How to Train AI on Accounting Data with Unified's Accounting API
January 9, 2026
Training models on accounting data sounds like a data science problem. In reality, it's a product problem first.
As soon as you support multiple accounting systems, the shape of your training data starts to drift. Amounts may be signed or unsigned. Credits and debits may be inferred instead of explicit. Accounts might represent categories, ledgers, or reporting groupings depending on the provider. Counterparties may be embedded in transactions, split across contacts, or missing entirely.
For a PM, this creates hard questions upstream of model quality:
- Can we guarantee consistent inputs across customers on different accounting systems?
- Can we retrain models incrementally without rebuilding the dataset every time?
- Can we explain model behavior if the underlying accounting semantics vary by provider?
Most AI features built on accounting data quietly accumulate exceptions: vendor-specific preprocessing, system-specific heuristics, and training pipelines that only work reliably for a subset of integrations.
Unified's Accounting API is designed to eliminate that divergence at the source. Instead of normalizing data after ingestion, Unified exposes transactions, accounts, and contacts through a consistent schema across providers. Signed amounts, stable timestamps, and account attribution are standardized before the data ever enters your training pipeline.

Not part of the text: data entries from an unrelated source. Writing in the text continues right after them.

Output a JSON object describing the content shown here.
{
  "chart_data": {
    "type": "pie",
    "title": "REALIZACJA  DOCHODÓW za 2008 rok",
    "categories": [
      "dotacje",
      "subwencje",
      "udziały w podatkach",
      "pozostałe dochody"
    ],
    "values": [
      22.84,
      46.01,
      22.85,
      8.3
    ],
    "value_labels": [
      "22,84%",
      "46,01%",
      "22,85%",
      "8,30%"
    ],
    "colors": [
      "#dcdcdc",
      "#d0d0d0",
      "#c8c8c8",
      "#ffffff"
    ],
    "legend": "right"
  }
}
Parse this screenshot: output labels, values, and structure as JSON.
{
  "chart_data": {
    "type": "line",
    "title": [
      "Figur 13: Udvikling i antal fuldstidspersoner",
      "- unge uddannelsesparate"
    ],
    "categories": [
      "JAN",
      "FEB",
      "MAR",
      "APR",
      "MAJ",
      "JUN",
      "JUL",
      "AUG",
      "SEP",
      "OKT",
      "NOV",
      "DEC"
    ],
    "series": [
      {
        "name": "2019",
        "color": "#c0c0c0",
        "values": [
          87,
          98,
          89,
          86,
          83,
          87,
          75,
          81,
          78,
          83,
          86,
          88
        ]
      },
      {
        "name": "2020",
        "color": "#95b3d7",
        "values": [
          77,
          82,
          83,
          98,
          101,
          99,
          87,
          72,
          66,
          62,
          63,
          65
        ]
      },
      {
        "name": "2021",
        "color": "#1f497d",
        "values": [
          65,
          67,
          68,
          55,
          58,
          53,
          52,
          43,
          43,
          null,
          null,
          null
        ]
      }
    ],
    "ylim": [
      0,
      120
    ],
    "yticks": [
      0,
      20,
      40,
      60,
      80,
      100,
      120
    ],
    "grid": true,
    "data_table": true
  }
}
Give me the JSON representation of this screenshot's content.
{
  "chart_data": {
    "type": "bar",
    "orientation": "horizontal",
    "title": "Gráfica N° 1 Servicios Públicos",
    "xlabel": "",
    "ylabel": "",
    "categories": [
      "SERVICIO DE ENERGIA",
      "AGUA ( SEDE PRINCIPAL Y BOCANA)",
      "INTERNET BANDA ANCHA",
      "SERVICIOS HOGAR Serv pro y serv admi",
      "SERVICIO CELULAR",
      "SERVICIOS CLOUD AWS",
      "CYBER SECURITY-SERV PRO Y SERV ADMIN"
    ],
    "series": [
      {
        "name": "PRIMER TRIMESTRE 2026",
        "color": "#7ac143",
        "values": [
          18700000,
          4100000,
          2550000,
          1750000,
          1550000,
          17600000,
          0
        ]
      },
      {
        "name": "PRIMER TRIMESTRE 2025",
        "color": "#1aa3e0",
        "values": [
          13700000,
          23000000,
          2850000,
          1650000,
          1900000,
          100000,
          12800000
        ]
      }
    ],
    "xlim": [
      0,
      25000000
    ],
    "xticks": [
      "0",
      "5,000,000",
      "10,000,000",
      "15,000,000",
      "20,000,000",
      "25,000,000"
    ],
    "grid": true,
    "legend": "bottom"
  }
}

This guide shows how to turn those normalized accounting objects into a flat, training-ready dataset—without conditional logic for QuickBooks vs. Xero vs. NetSuite, and without rethinking your pipeline as new accounting systems are added.
Prerequisites
- Node.js v18+
- A Unified account with an Accounting integration enabled
- Your Unified API key
- A customer Accounting
connectionId
Step 1: Set up your project
mkdir accounting-ai-training-demo
cd accounting-ai-training-demo
npm init -y
npm install @unified-api/typescript-sdk dotenv
Create a .env file:
UNIFIED_API_KEY=your_unified_api_key
CONNECTION_ACCOUNTING=your_customer_accounting_connection_id
Step 2: Initialize the SDK
import "dotenv/config";
import { UnifiedTo } from "@unified-api/typescript-sdk";
const { UNIFIED_API_KEY, CONNECTION_ACCOUNTING } = process.env;
const sdk = new UnifiedTo({
security: { jwt: UNIFIED_API_KEY! },
});
Step 3: Understand the normalized Accounting objects
Unified's Accounting models use snake_case field names in the API docs and TypeScript types shown here.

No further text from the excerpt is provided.